# Juwelenschleifer addon gesucht!



## Hisaya (25. Februar 2007)

Hi!

Suche das besagte Juwelenschleifer addon wo man die Leute einfach nur anwhispern muss mit der Farbe etc und es dann automatisch postet, weil ich verliere bei der unmenge an Edelsteinen die übersicht!

Thx!


----------



## Tomlenoir (22. März 2007)

Hat keiner ne Ahnung, wie dieses Addon heist bzw.. wo man es bekommen kann?

Thx 2 all!


----------



## Enemy82 (22. März 2007)

nennt sich Gemlist


----------



## Tomlenoir (23. März 2007)

Dank Dir.

Tom


----------



## icomeinpeace (25. März 2007)

Jo, Wahnsinnsaddon! Ich liebe das Teil!
Is btw n Export von Echantlist.
Hab nen interessanten "Bug" mit dem Teil:
Teilweise kriegen die Leute auch ne Liste, wenn ich ihnen "!gem blablabla" whispere.
Hat das auch jemand? kann man das iwo ausschalten?

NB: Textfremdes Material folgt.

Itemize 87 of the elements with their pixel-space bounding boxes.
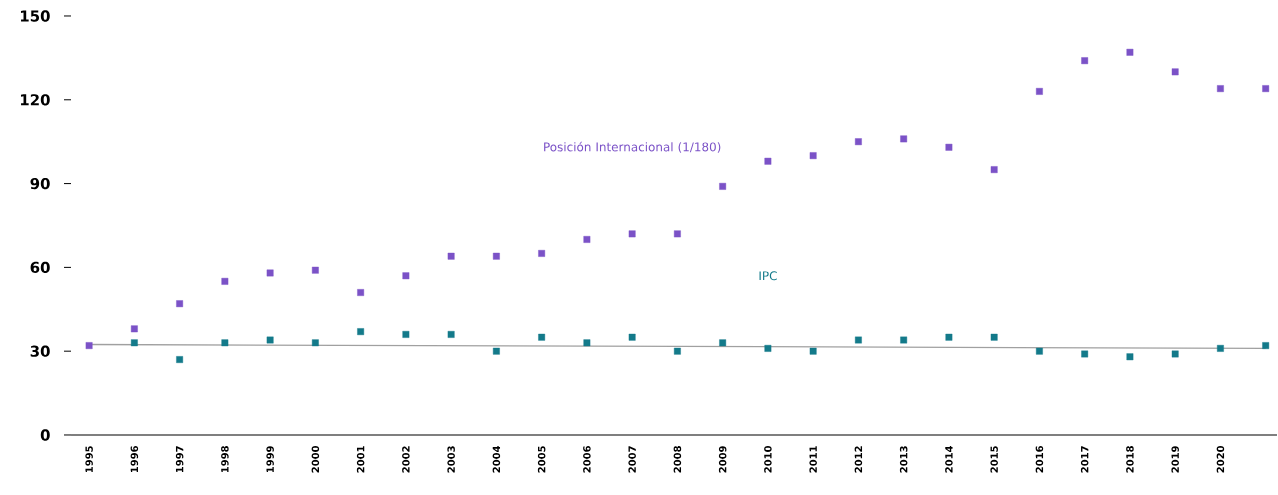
x-tick-label: 2015 [990,446,998,473]
point [1262,342,1270,349]
point [809,152,817,160]
point [1081,350,1089,358]
point [402,272,410,280]
point [990,333,998,341]
y-tick-label: 0 [40,429,50,441]
x-tick-label: 1998 [221,446,229,473]
point [357,289,365,296]
y-tick-label: 150 [20,10,50,22]
x-tick-label: 2020 [1216,445,1225,473]
y-tick-label: 90 [30,177,50,190]
point [130,325,138,333]
point [85,342,93,349]
point [176,356,184,363]
point [628,333,636,341]
point [809,347,817,355]
x-tick-label: 2012 [854,446,863,473]
x-tick-label: 2014 [945,445,953,473]
point [447,331,455,338]
x-tick-label: 2003 [447,446,455,473]
point [176,300,184,308]
x-tick-label: 2007 [628,446,636,473]
point [1126,353,1134,361]
point [1171,68,1179,76]
point [900,135,908,143]
x-tick-label: 2016 [1035,446,1044,473]
x-tick-label: 2004 [492,445,501,473]
point [402,331,410,338]
point [764,344,772,352]
point [266,269,274,277]
x-tick-label: 2009 [718,446,727,473]
point [1126,48,1134,56]
point [538,250,546,257]
x-tick-label: 1995 [85,446,93,473]
point [357,328,365,336]
x-tick-label: 2002 [402,446,410,473]
text: Posición Internacional (1/180) [544,141,721,153]
x-tick-label: 2008 [673,446,682,473]
x-tick-label: 2018 [1126,446,1134,473]
point [266,336,274,344]
point [311,339,319,347]
x-tick-label: 2017 [1080,446,1089,473]
point [221,339,229,347]
point [221,277,229,285]
x-tick-label: 2000 [311,445,320,473]
x-tick-label: 2010 [764,445,772,473]
x-tick-label: 2005 [537,446,546,473]
x-tick-label: 2011 [809,446,817,473]
point [855,138,862,146]
point [1262,85,1270,93]
x-tick-label: 1999 [266,446,274,473]
point [492,252,500,260]
x-tick-label: 1996 [130,446,139,473]
point [674,347,681,355]
point [583,236,591,243]
point [1036,347,1043,355]
point [990,166,998,174]
point [945,143,953,151]
point [855,336,862,344]
point [628,230,636,238]
x-tick-label: 2006 [583,446,591,473]
y-tick-label: 60 [30,261,50,274]
point [1217,344,1224,352]
point [900,336,908,344]
point [492,347,500,355]
point [311,266,319,274]
y-tick-label: 30 [30,345,50,357]
point [1217,85,1224,93]
y-tick-label: 120 [20,94,50,106]
point [1036,88,1043,95]
point [130,339,138,347]
point [538,333,546,341]
point [447,252,455,260]
point [1081,57,1089,65]
point [719,182,727,190]
point [674,230,681,238]
x-tick-label: 1997 [175,446,184,473]
x-tick-label: 2019 [1171,446,1179,473]
point [945,333,953,341]
text: IPC [759,271,777,281]
x-tick-label: 2013 [899,446,908,473]
x-tick-label: 2001 [356,446,365,473]
point [719,339,727,347]
point [764,157,772,165]
point [1171,350,1179,358]
point [583,339,591,347]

			Dieser Inhalt steht nur eingeloggten Mitgliedern zur Verfügung.
        

 


			Dieser Inhalt steht nur eingeloggten Mitgliedern zur Verfügung.
        

 


			Dieser Inhalt steht nur eingeloggten Mitgliedern zur Verfügung.


----------



## Lohtar (17. April 2008)

nettes addon


----------